Last night at the New York Salon for Women Writers
, Gina Bianchini
founder of NING, described blogging as a 21st-century avatar of a familiar, familial practice: your grandmother sending you newspaper clippings about topics of shared interest. I was struck by the comparison since sending and receiving clippings is a habit I recognize, appreciate and understand: for as long as I can remember, my father always sent me and my sister newspaper clippings when he spotted something in the New York Times
that corresponded to our interests. For my sister, it was pottery, for me, anything to do with France. All you had to do was mention something you were working on or thinking about and the next day (mail service was better then) you would receive a clipping on that very subject.
I inherited that tendency. If I see a newspaper article that I know would interest a friend, I find it impossible to resist sending it on.
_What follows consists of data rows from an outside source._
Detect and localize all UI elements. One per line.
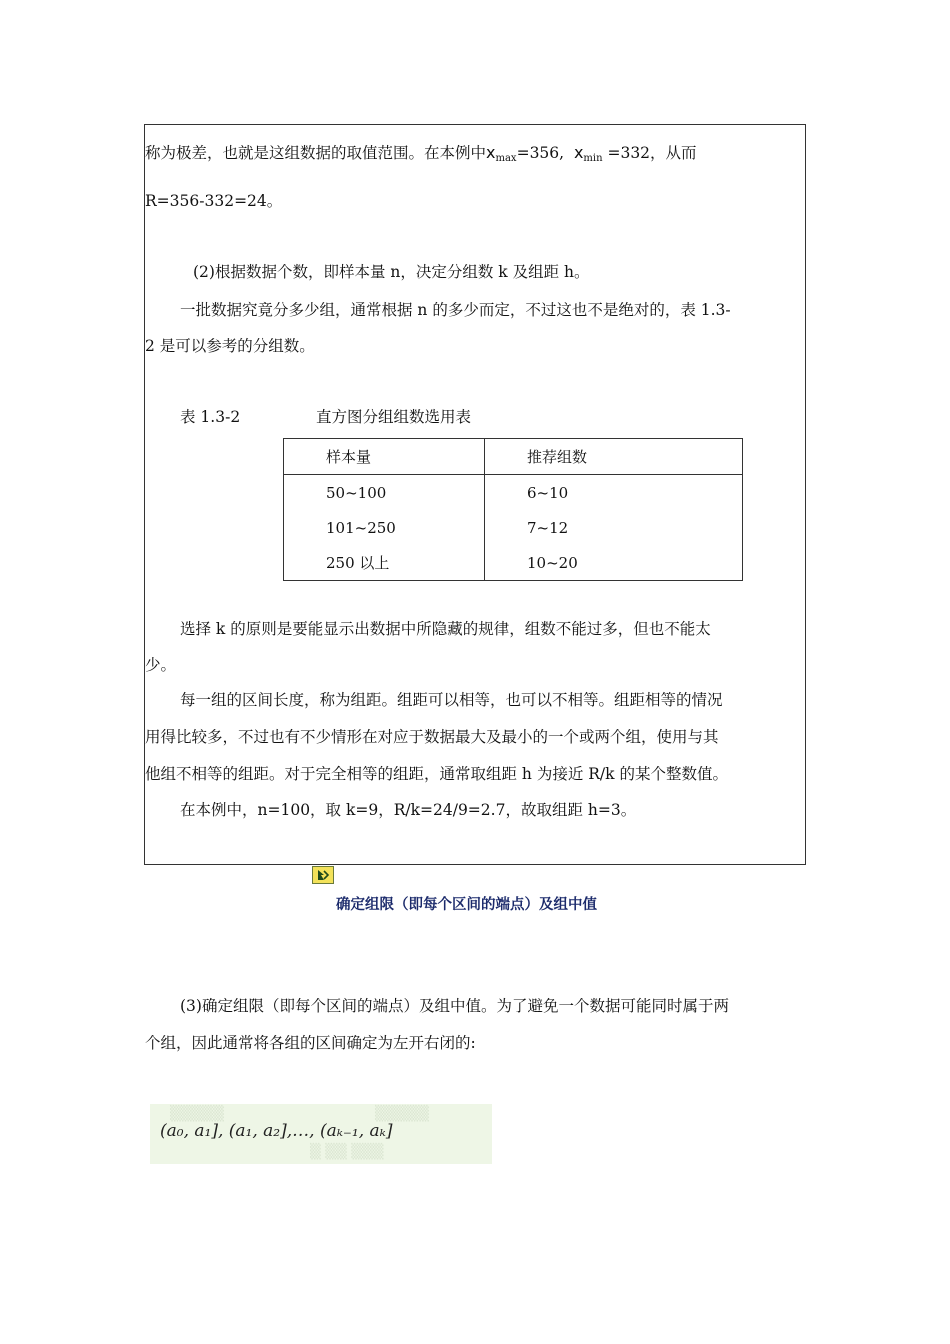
interval-formula-image	[150, 1104, 492, 1164]
media-caption-link[interactable]: 确定组限（即每个区间的端点）及组中值	[336, 897, 597, 913]
table-header-cell: 推荐组数	[485, 439, 743, 475]
step-3-heading: (3)确定组限（即每个区间的端点）及组中值。为了避免一个数据可能同时属于两	[180, 997, 729, 1015]
range-result: R=356-332=24。	[145, 192, 283, 210]
x-min-symbol: x	[573, 143, 584, 162]
paragraph-line: 2 是可以参考的分组数。	[145, 337, 315, 355]
paragraph-line: 用得比较多，不过也有不少情形在对应于数据最大及最小的一个或两个组，使用与其	[145, 728, 719, 746]
paragraph-line: 选择 k 的原则是要能显示出数据中所隐藏的规律，组数不能过多，但也不能太	[180, 620, 711, 638]
group-count-table	[283, 438, 743, 581]
watermark: ▒▒▒▒▒	[375, 1106, 429, 1122]
paragraph-line: 他组不相等的组距。对于完全相等的组距，通常取组距 h 为接近 R/k 的某个整数值。	[145, 765, 728, 783]
table-row	[284, 510, 743, 545]
table-header-cell: 样本量	[284, 439, 485, 475]
table-cell: 7~12	[485, 510, 743, 545]
table-cell: 10~20	[485, 545, 743, 581]
min-subscript: min	[583, 153, 603, 164]
table-header-row	[284, 439, 743, 475]
watermark: ▒ ▒▒ ▒▒▒	[310, 1144, 384, 1160]
play-media-icon[interactable]	[312, 866, 334, 884]
x-max-symbol: x	[486, 143, 496, 162]
paragraph-line: 一批数据究竟分多少组，通常根据 n 的多少而定，不过这也不是绝对的，表 1.3-	[180, 301, 731, 319]
table-label: 表 1.3-2	[180, 408, 241, 426]
table-title: 直方图分组组数选用表	[316, 408, 472, 426]
table-cell: 250 以上	[284, 545, 485, 581]
max-subscript: max	[495, 153, 517, 164]
paragraph-line: 少。	[145, 656, 177, 674]
x-min-value: =332，从而	[607, 144, 697, 162]
table-cell: 50~100	[284, 475, 485, 511]
range-line	[145, 143, 697, 166]
table-cell: 6~10	[485, 475, 743, 511]
paragraph-line: 个组，因此通常将各组的区间确定为左开右闭的:	[145, 1034, 476, 1052]
table-row	[284, 475, 743, 511]
example-line: 在本例中，n=100，取 k=9，R/k=24/9=2.7，故取组距 h=3。	[180, 801, 637, 819]
table-row	[284, 545, 743, 581]
range-text: 称为极差，也就是这组数据的取值范围。在本例中	[145, 144, 487, 162]
x-max-value: =356,	[516, 144, 565, 162]
table-cell: 101~250	[284, 510, 485, 545]
step-2-heading: (2)根据数据个数，即样本量 n，决定分组数 k 及组距 h。	[193, 263, 590, 281]
interval-formula: (a₀, a₁], (a₁, a₂],…, (aₖ₋₁, aₖ]	[160, 1121, 393, 1141]
paragraph-line: 每一组的区间长度，称为组距。组距可以相等，也可以不相等。组距相等的情况	[180, 691, 723, 709]
watermark: ▒▒▒▒▒	[170, 1106, 224, 1122]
With one minor concession to the Internet age: although I still read the Times
on paper, I forward the articles electronically by email, instead of taking out my scissors, clipping the article, putting it into an envelope, finding a stamp for it, and carrying it to a mailbox. Full disclosure: I learned the expression for my soon-to-be outdated pleasure of daily reading a newspaper I hold in my hand from my students, who were astonished to learn that I read the newspaper “on paper,” as they put it, and not on line as they did.
So now, Kamy Wicoff, co-founder of the New York Salon with me, and creator of SHE WRITES, has asked me to take the further step of making my individual clipping service public. I made the mistake of telling her about an article that had grabbed my attention last week: “Rethinking Gender Bias in Theater.”
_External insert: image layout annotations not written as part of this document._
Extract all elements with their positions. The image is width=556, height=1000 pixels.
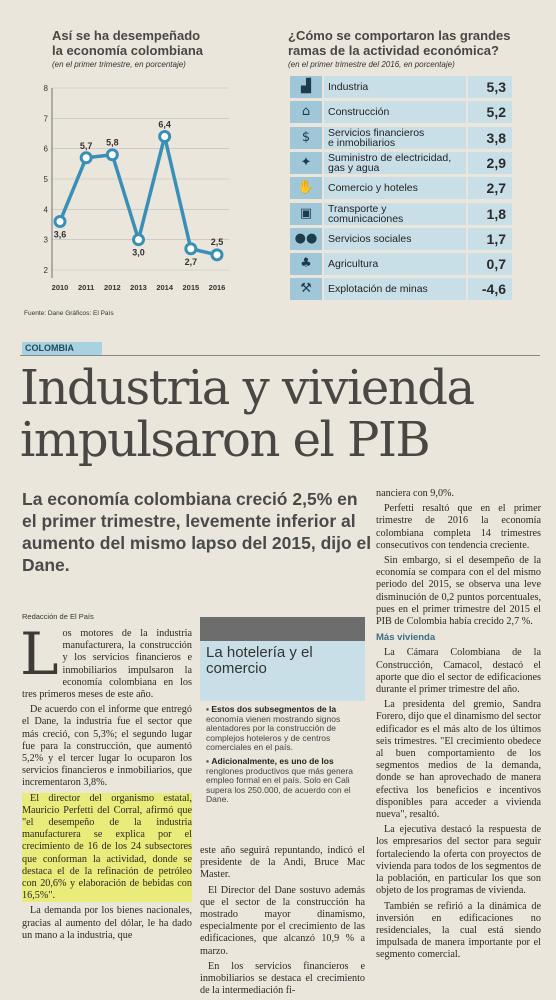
col2-paragraph-3: En los servicios financieros e inmobiliarios se destaca el crecimiento de la intermediación fi- [200, 960, 365, 997]
column-2 [200, 845, 365, 1000]
x-tick-label: 2010 [51, 283, 69, 292]
sector-label: Agricultura [324, 253, 466, 275]
y-tick-label: 5 [43, 175, 48, 184]
sector-row [290, 177, 512, 199]
data-label: 3,6 [53, 229, 67, 240]
left-chart-subtitle: (en el primer trimestre, en porcentaje) [52, 60, 186, 69]
sector-label: Comercio y hoteles [324, 177, 466, 199]
sector-label: Construcción [324, 101, 466, 123]
money-bag-icon: $ [290, 127, 322, 149]
y-tick-label: 7 [43, 114, 48, 124]
x-tick-label: 2016 [208, 283, 226, 292]
sector-value: 5,3 [468, 76, 512, 98]
sector-value: 3,8 [468, 127, 512, 149]
lightbulb-icon: ✦ [290, 152, 322, 174]
x-tick-label: 2011 [78, 283, 95, 292]
miner-icon: ⚒ [290, 278, 322, 300]
sector-row [290, 278, 512, 300]
y-tick-label: 6 [43, 144, 48, 154]
right-chart-subtitle: (en el primer trimestre del 2016, en porcentaje) [288, 60, 455, 69]
sector-label: Suministro de electricidad, gas y agua [324, 152, 466, 174]
sector-label: Industria [324, 76, 466, 98]
col1-paragraph-1: os motores de la industria manufacturera, la construcción y los servicios financieros e inmobiliarios impulsaron la economía colombiana en los tres primeros meses de este año. [22, 628, 192, 701]
column-1 [20, 620, 192, 945]
col3-paragraph-6: La ejecutiva destacó la respuesta de los empresarios del sector para seguir fortaleciendo la oferta con proyectos de vivienda para todos de los segmentos de la población, en particular los que son objeto de los programas de vivienda. [376, 824, 541, 897]
section-rule [20, 355, 540, 356]
data-point [212, 250, 222, 260]
sector-value: 0,7 [468, 253, 512, 275]
sector-row [290, 152, 512, 174]
sector-row [290, 127, 512, 149]
chart-source: Fuente: Dane Gráficos: El País [24, 310, 114, 317]
sector-row [290, 203, 512, 225]
x-tick-label: 2013 [130, 283, 147, 292]
sidebar-box-paragraph-1: ▪ Estos dos subsegmentos de la economía vienen mostrando signos alentadores por la construcción de complejos hoteleros y de centros comerciales en el país. [206, 704, 341, 753]
sector-row [290, 101, 512, 123]
y-tick-label: 2 [43, 266, 48, 275]
data-point [186, 244, 196, 254]
data-point [134, 235, 144, 245]
data-point [55, 216, 65, 226]
handshake-icon: ✋ [290, 177, 322, 199]
factory-icon: ▟ [290, 76, 322, 98]
x-tick-label: 2014 [156, 283, 174, 292]
y-tick-label: 4 [43, 205, 48, 215]
building-icon: ⌂ [290, 101, 322, 123]
sector-value: 2,7 [468, 177, 512, 199]
sidebar-box-lead-1: Estos dos subsegmentos de la [211, 704, 337, 714]
sector-value: 5,2 [468, 101, 512, 123]
col2-paragraph-2: El Director del Dane sostuvo además que el sector de la construcción ha mostrado mayor dinamismo, especialmente por el crecimiento de las edificaciones, que alcanzó 10,9 % a marzo. [200, 884, 365, 957]
data-label: 6,4 [158, 119, 171, 130]
plant-icon: ♣ [290, 253, 322, 275]
col3-paragraph-1: nanciera con 9,0%. [376, 488, 455, 499]
sector-value: 1,8 [468, 203, 512, 225]
sector-value: 1,7 [468, 228, 512, 250]
y-tick-label: 3 [43, 235, 48, 245]
left-chart-title-2: la economía colombiana [52, 43, 203, 58]
col3-paragraph-4: La Cámara Colombiana de la Construcción, Camacol, destacó el aporte que dio el sector de edificaciones durante el primer trimestre del año. [376, 647, 541, 696]
column-3 [376, 488, 541, 965]
data-label: 5,7 [79, 140, 93, 151]
right-chart-title-1: ¿Cómo se comportaron las grandes [288, 28, 511, 43]
x-tick-label: 2012 [103, 283, 121, 292]
col3-paragraph-2: Perfetti resaltó que en el primer trimestre de 2016 la economía colombiana completa 14 trimestres consecutivos con tendencia creciente. [376, 503, 541, 551]
sector-label: Servicios sociales [324, 228, 466, 250]
headline-line-2: impulsaron el PIB [20, 412, 430, 468]
sidebar-box-text-1: economía vienen mostrando signos alentadores por la construcción de complejos hoteleros y de centros comerciales en el país. [206, 713, 341, 753]
data-label: 2,7 [184, 256, 198, 267]
sector-label: Servicios financieros e inmobiliarios [324, 127, 466, 149]
data-point [107, 150, 117, 160]
left-chart-title-1: Así se ha desempeñado [52, 28, 201, 43]
col1-paragraph-2: De acuerdo con el informe que entregó el Dane, la industria fue el sector que más creció, con 5,3%; el segundo lugar fue para la construcción, que aumentó 5,2% y el tercer lugar lo ocuparon los servicios financieros e inmobiliarios, que incrementaron 3,8%. [22, 704, 192, 789]
col1-paragraph-3: El director del organismo estatal, Mauricio Perfetti del Corral, afirmó que "el desempeño de la industria manufacturera se explica por el crecimiento de 16 de los 24 subsectores que conforman la actividad, donde se destaca el de la refinación de petróleo con 20,6% y elaboración de bebidas con 16,5%". [22, 792, 192, 902]
col3-paragraph-3: Sin embargo, si el desempeño de la economía se compara con el del mismo periodo del 2015, se observa una leve disminución de 0,2 puntos porcentuales, pues en el primer trimestre del 2015 el PIB de Colombia había crecido 2,7 %. [376, 555, 541, 628]
data-point [81, 153, 91, 163]
sidebar-box-title: La hotelería y el comercio [200, 641, 365, 701]
sidebar-box-text-2: renglones productivos que más genera empleo formal en el país. Solo en Cali supera los 250.000, de acuerdo con el Dane. [206, 765, 353, 805]
col3-paragraph-7: También se refirió a la dinámica de inversión en edificaciones no residenciales, la cual está siendo impulsada de manera importante por el segmento comercial. [376, 900, 541, 961]
sidebar-box-lead-2: Adicionalmente, es uno de los [211, 756, 334, 766]
col1-paragraph-4: La demanda por los bienes nacionales, gracias al aumento del dólar, le ha dado un mano a la industria, que [22, 905, 192, 941]
deck: La economía colombiana creció 2,5% en el primer trimestre, levemente inferior al aumento del mismo lapso del 2015, dijo el Dane. [22, 489, 372, 575]
sector-label: Transporte y comunicaciones [324, 203, 466, 225]
y-tick-label: 8 [43, 84, 48, 93]
sector-label: Explotación de minas [324, 278, 466, 300]
sidebar-box-paragraph-2: ▪ Adicionalmente, es uno de los renglones productivos que más genera empleo formal en el país. Solo en Cali supera los 250.000, de acuerdo con el Dane. [206, 756, 353, 805]
col3-paragraph-5: La presidenta del gremio, Sandra Forero, dijo que el dinamismo del sector edificador es el más alto de los últimos seis trimestres. "El crecimiento obedece al buen comportamiento de los segmentos medios de la demanda, donde se han aprovechado de manera efectiva los beneficios e incentivos disponibles para acceder a vivienda nueva", resaltó. [376, 699, 541, 821]
headline-line-1: Industria y vivienda [20, 360, 474, 416]
x-tick-label: 2015 [182, 283, 200, 292]
line-chart [22, 70, 282, 300]
section-tag: COLOMBIA [22, 342, 102, 355]
sector-value: -4,6 [468, 278, 512, 300]
sector-row [290, 76, 512, 98]
data-label: 2,5 [210, 236, 224, 247]
byline: Redacción de El País [22, 612, 94, 621]
sector-row [290, 253, 512, 275]
headline [20, 362, 540, 466]
col2-paragraph-1: este año seguirá repuntando, indicó el presidente de la Andi, Bruce Mac Master. [200, 845, 365, 881]
data-label: 5,8 [106, 137, 119, 148]
sidebar-box [200, 617, 365, 842]
drop-cap: L [20, 620, 59, 688]
col3-subhead: Más vivienda [376, 632, 436, 644]
data-point [160, 132, 170, 142]
right-chart-title-2: ramas de la actividad económica? [288, 43, 499, 58]
sidebar-box-bar [200, 617, 365, 641]
sector-value: 2,9 [468, 152, 512, 174]
bus-icon: ▣ [290, 203, 322, 225]
sector-row [290, 228, 512, 250]
people-icon: ●● [290, 228, 322, 250]
data-label: 3,0 [132, 247, 145, 258]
Patricia Cohen reports on a presentation by a young Princeton economics major, Emily Glassberg Sands, about whether women playwrights were discriminated against. Why was it that there seems to be a huge disparity between the shows on Broadway written or produced by women and shows written and produced by men? In one study, Ms. Sands sent out the same script to artistic directors and literary managers. Half of the plays bore the name of a woman author (Mary Walker), half by men (Michael Walker). The shocking discovery? Women, not men, gave Mary’s plays a lower rating. The article generated several letters to the editor, my favorite provocatively signed by Aphra Behn, the seventeenth-century dramatist
. The letter asserted that “other women” are “the biggest obstacle to feminism.”
What to make of the study? The reaction? I couldn’t resist sending the article and the letters to women playwrights I know. I’d love to hear all of your thoughts.
(Homage to Linda Nochlin, who famously asked in the early years of second-wave feminism, "Why Are There No Great Women Artists?